I often find myself questioning my own conduct as a mother, holding up those literary examples to analyse my behaviour– am I being too much like Emma Bovary? How can I be more like Caroline Ingalls? A good friend recently suggested I should aim for something in the middle – between the two.
Harry is back, opening all the empty biscuit tins, sighing about the lack of food.
‘Found anything out about mothers?’ he asks.
I smile benignly and try to channel Mrs Waterbury – E. Nesbit’s lovely mother from The Railway Children. ‘Yes, Darling. I think I have. Only in fiction can mothers be perfect. In real life we’re always going to get things wrong and blame ourselves, but most of the time we’re only trying to do our best.’
Harry shrugs again. ‘So you haven’t made any flapjacks yet?’
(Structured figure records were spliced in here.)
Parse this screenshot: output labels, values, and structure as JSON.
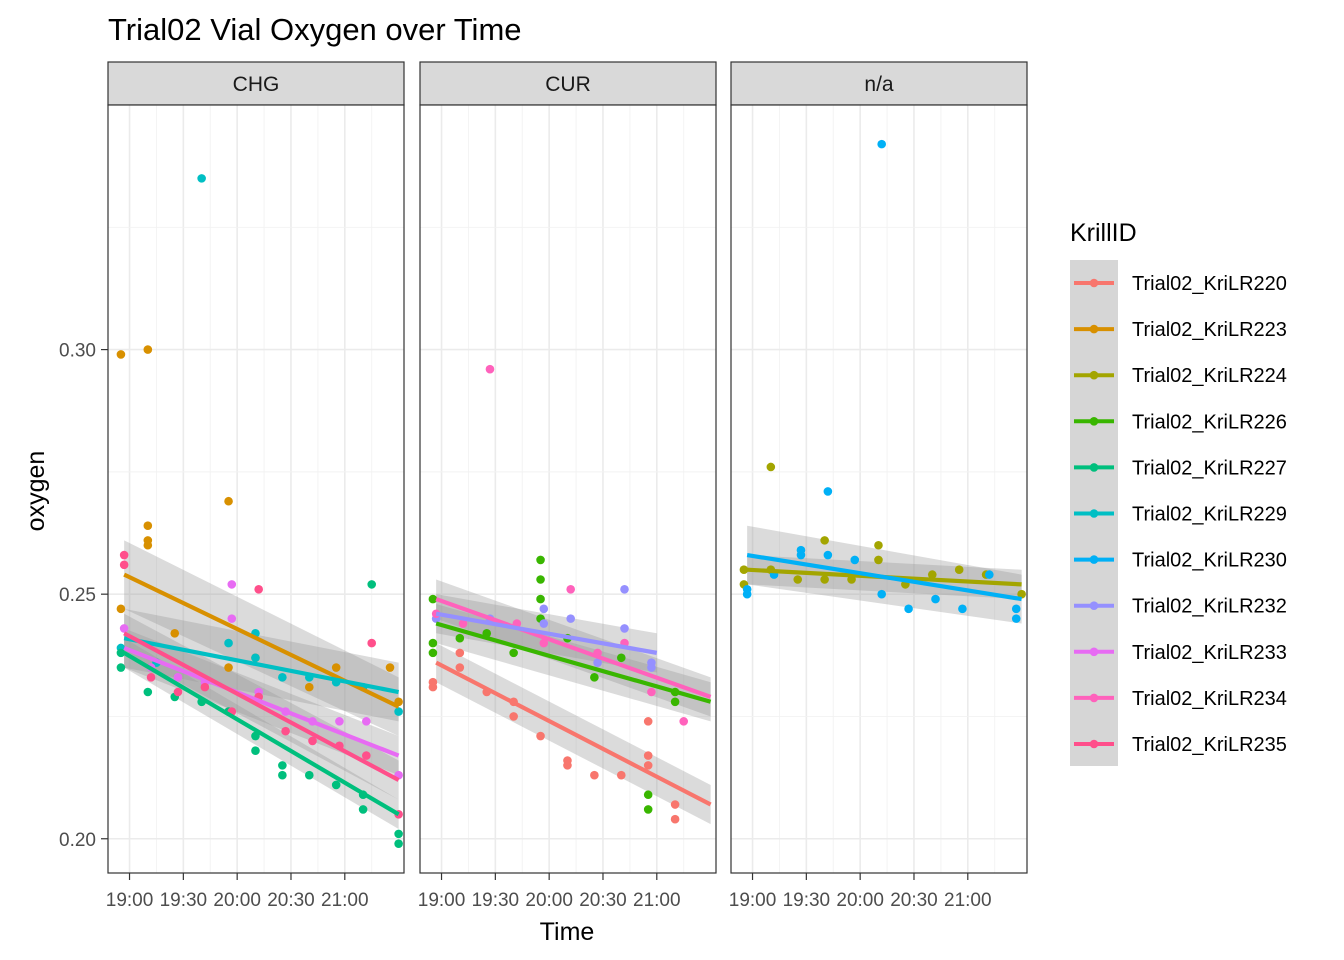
{
  "chart_data": {
    "type": "scatter",
    "title": "Trial02 Vial Oxygen over Time",
    "xlabel": "Time",
    "ylabel": "oxygen",
    "facets": [
      "CHG",
      "CUR",
      "n/a"
    ],
    "xlim_hours": [
      18.8,
      21.55
    ],
    "ylim": [
      0.193,
      0.35
    ],
    "x_ticks": [
      {
        "value": 19.0,
        "label": "19:00"
      },
      {
        "value": 19.5,
        "label": "19:30"
      },
      {
        "value": 20.0,
        "label": "20:00"
      },
      {
        "value": 20.5,
        "label": "20:30"
      },
      {
        "value": 21.0,
        "label": "21:00"
      }
    ],
    "y_ticks": [
      {
        "value": 0.2,
        "label": "0.20"
      },
      {
        "value": 0.25,
        "label": "0.25"
      },
      {
        "value": 0.3,
        "label": "0.30"
      }
    ],
    "legend_title": "KrillID",
    "legend_position": "right",
    "grid": true,
    "smooth": "linear fit with confidence band",
    "series": [
      {
        "name": "Trial02_KriLR220",
        "color": "#F8766D"
      },
      {
        "name": "Trial02_KriLR223",
        "color": "#D89000"
      },
      {
        "name": "Trial02_KriLR224",
        "color": "#A3A500"
      },
      {
        "name": "Trial02_KriLR226",
        "color": "#39B600"
      },
      {
        "name": "Trial02_KriLR227",
        "color": "#00BF7D"
      },
      {
        "name": "Trial02_KriLR229",
        "color": "#00BFC4"
      },
      {
        "name": "Trial02_KriLR230",
        "color": "#00B0F6"
      },
      {
        "name": "Trial02_KriLR232",
        "color": "#9590FF"
      },
      {
        "name": "Trial02_KriLR233",
        "color": "#E76BF3"
      },
      {
        "name": "Trial02_KriLR234",
        "color": "#FF62BC"
      },
      {
        "name": "Trial02_KriLR235",
        "color": "#FF4F8B"
      }
    ],
    "panels": [
      {
        "facet": "CHG",
        "fits": [
          {
            "series": "Trial02_KriLR223",
            "x": [
              18.95,
              21.5
            ],
            "y": [
              0.254,
              0.227
            ],
            "se": [
              0.007,
              0.006
            ]
          },
          {
            "series": "Trial02_KriLR229",
            "x": [
              18.95,
              21.5
            ],
            "y": [
              0.241,
              0.23
            ],
            "se": [
              0.006,
              0.006
            ]
          },
          {
            "series": "Trial02_KriLR233",
            "x": [
              18.95,
              21.5
            ],
            "y": [
              0.239,
              0.217
            ],
            "se": [
              0.004,
              0.004
            ]
          },
          {
            "series": "Trial02_KriLR235",
            "x": [
              18.95,
              21.5
            ],
            "y": [
              0.242,
              0.212
            ],
            "se": [
              0.004,
              0.004
            ]
          },
          {
            "series": "Trial02_KriLR227",
            "x": [
              18.95,
              21.5
            ],
            "y": [
              0.238,
              0.205
            ],
            "se": [
              0.003,
              0.003
            ]
          }
        ],
        "points": [
          {
            "series": "Trial02_KriLR223",
            "x": [
              18.92,
              18.92,
              19.17,
              19.17,
              19.17,
              19.17,
              19.42,
              19.92,
              19.92,
              20.17,
              20.67,
              20.92,
              21.42,
              21.5
            ],
            "y": [
              0.299,
              0.247,
              0.3,
              0.264,
              0.261,
              0.26,
              0.242,
              0.269,
              0.235,
              0.237,
              0.231,
              0.235,
              0.235,
              0.228
            ]
          },
          {
            "series": "Trial02_KriLR229",
            "x": [
              18.92,
              19.25,
              19.67,
              19.92,
              20.17,
              20.17,
              20.42,
              20.67,
              20.92,
              21.17,
              21.5
            ],
            "y": [
              0.239,
              0.236,
              0.335,
              0.24,
              0.237,
              0.242,
              0.233,
              0.233,
              0.232,
              0.231,
              0.226
            ]
          },
          {
            "series": "Trial02_KriLR227",
            "x": [
              18.92,
              18.92,
              19.17,
              19.42,
              19.67,
              19.92,
              20.17,
              20.17,
              20.42,
              20.42,
              20.67,
              20.92,
              21.17,
              21.17,
              21.25,
              21.5,
              21.5
            ],
            "y": [
              0.238,
              0.235,
              0.23,
              0.229,
              0.228,
              0.226,
              0.221,
              0.218,
              0.215,
              0.213,
              0.213,
              0.211,
              0.209,
              0.206,
              0.252,
              0.201,
              0.199
            ]
          },
          {
            "series": "Trial02_KriLR233",
            "x": [
              18.95,
              19.2,
              19.45,
              19.7,
              19.95,
              19.95,
              20.2,
              20.45,
              20.7,
              20.95,
              21.2,
              21.5
            ],
            "y": [
              0.243,
              0.235,
              0.233,
              0.232,
              0.252,
              0.245,
              0.23,
              0.226,
              0.224,
              0.224,
              0.224,
              0.213
            ]
          },
          {
            "series": "Trial02_KriLR235",
            "x": [
              18.95,
              18.95,
              19.2,
              19.45,
              19.7,
              19.95,
              20.2,
              20.2,
              20.45,
              20.7,
              20.95,
              21.2,
              21.25,
              21.5
            ],
            "y": [
              0.258,
              0.256,
              0.233,
              0.23,
              0.231,
              0.226,
              0.251,
              0.229,
              0.222,
              0.22,
              0.219,
              0.217,
              0.24,
              0.205
            ]
          }
        ]
      },
      {
        "facet": "CUR",
        "fits": [
          {
            "series": "Trial02_KriLR234",
            "x": [
              18.95,
              21.5
            ],
            "y": [
              0.249,
              0.229
            ],
            "se": [
              0.004,
              0.004
            ]
          },
          {
            "series": "Trial02_KriLR232",
            "x": [
              18.95,
              21.0
            ],
            "y": [
              0.246,
              0.238
            ],
            "se": [
              0.004,
              0.004
            ]
          },
          {
            "series": "Trial02_KriLR226",
            "x": [
              18.95,
              21.5
            ],
            "y": [
              0.244,
              0.228
            ],
            "se": [
              0.004,
              0.004
            ]
          },
          {
            "series": "Trial02_KriLR220",
            "x": [
              18.95,
              21.5
            ],
            "y": [
              0.236,
              0.207
            ],
            "se": [
              0.004,
              0.004
            ]
          }
        ],
        "points": [
          {
            "series": "Trial02_KriLR220",
            "x": [
              18.92,
              18.92,
              19.17,
              19.17,
              19.42,
              19.67,
              19.67,
              19.92,
              20.17,
              20.17,
              20.42,
              20.67,
              20.92,
              20.92,
              20.92,
              21.17,
              21.17
            ],
            "y": [
              0.232,
              0.231,
              0.238,
              0.235,
              0.23,
              0.228,
              0.225,
              0.221,
              0.216,
              0.215,
              0.213,
              0.213,
              0.224,
              0.217,
              0.215,
              0.207,
              0.204
            ]
          },
          {
            "series": "Trial02_KriLR226",
            "x": [
              18.92,
              18.92,
              18.92,
              19.17,
              19.42,
              19.67,
              19.92,
              19.92,
              19.92,
              19.92,
              20.17,
              20.42,
              20.67,
              20.92,
              20.92,
              21.17,
              21.17
            ],
            "y": [
              0.249,
              0.24,
              0.238,
              0.241,
              0.242,
              0.238,
              0.257,
              0.253,
              0.249,
              0.245,
              0.241,
              0.233,
              0.237,
              0.209,
              0.206,
              0.228,
              0.23
            ]
          },
          {
            "series": "Trial02_KriLR232",
            "x": [
              18.95,
              19.45,
              19.95,
              19.95,
              20.2,
              20.45,
              20.7,
              20.7,
              20.95,
              20.95
            ],
            "y": [
              0.245,
              0.245,
              0.247,
              0.244,
              0.245,
              0.236,
              0.251,
              0.243,
              0.236,
              0.235
            ]
          },
          {
            "series": "Trial02_KriLR234",
            "x": [
              18.95,
              19.2,
              19.45,
              19.7,
              19.95,
              20.2,
              20.45,
              20.7,
              20.95,
              21.25
            ],
            "y": [
              0.246,
              0.244,
              0.296,
              0.244,
              0.24,
              0.251,
              0.238,
              0.24,
              0.23,
              0.224
            ]
          }
        ]
      },
      {
        "facet": "n/a",
        "fits": [
          {
            "series": "Trial02_KriLR224",
            "x": [
              18.95,
              21.5
            ],
            "y": [
              0.255,
              0.252
            ],
            "se": [
              0.003,
              0.003
            ]
          },
          {
            "series": "Trial02_KriLR230",
            "x": [
              18.95,
              21.5
            ],
            "y": [
              0.258,
              0.249
            ],
            "se": [
              0.006,
              0.005
            ]
          }
        ],
        "points": [
          {
            "series": "Trial02_KriLR224",
            "x": [
              18.92,
              18.92,
              19.17,
              19.17,
              19.42,
              19.67,
              19.67,
              19.92,
              20.17,
              20.17,
              20.42,
              20.67,
              20.92,
              21.17,
              21.5
            ],
            "y": [
              0.255,
              0.252,
              0.276,
              0.255,
              0.253,
              0.261,
              0.253,
              0.253,
              0.26,
              0.257,
              0.252,
              0.254,
              0.255,
              0.254,
              0.25
            ]
          },
          {
            "series": "Trial02_KriLR230",
            "x": [
              18.95,
              18.95,
              19.2,
              19.45,
              19.45,
              19.7,
              19.7,
              19.95,
              20.2,
              20.2,
              20.45,
              20.7,
              20.95,
              21.2,
              21.45,
              21.45
            ],
            "y": [
              0.251,
              0.25,
              0.254,
              0.259,
              0.258,
              0.271,
              0.258,
              0.257,
              0.342,
              0.25,
              0.247,
              0.249,
              0.247,
              0.254,
              0.247,
              0.245
            ]
          }
        ]
      }
    ]
  }
}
My internal Caroline Ingalls smoothes down her apron while Emma Bovary eyes up the gin.
Kate Glanville was born in West Africa to Irish parents. Kate now lives in the village of Bethlehem on the edge on The Brecon Beacons National Park with her three children, four cats, a crazy dog, a rabbit and three sheep . She graduated with a degree in fashion design at Central St. Martins and worked in the textile industry before becoming a ceramic artist. Kate’s tableware designs have been sold in shops and galleries all over the world including Liberty, Conran Shop, Fortnum & Masons and Fired Earth. Among her many customers Kate has produced ceramics for The Prince of Wales, Madonna, Roger Daltry and Robbie Williams. Despite a successful career as a visual artist Kate has been writing stories since the age of eight! A Perfect Home (published in 2012 by Penguin US under the name Kitty Glanville)and Heartstones are her first two novels, both published by Accent Press in the UK and in Germany and Norway. Stargazing is published by Accent in the UK in 2016 and also in Germany. Kate is currently working on her fourth novel.
Thanks so much for coming over, Kate. Now back to that kitchen!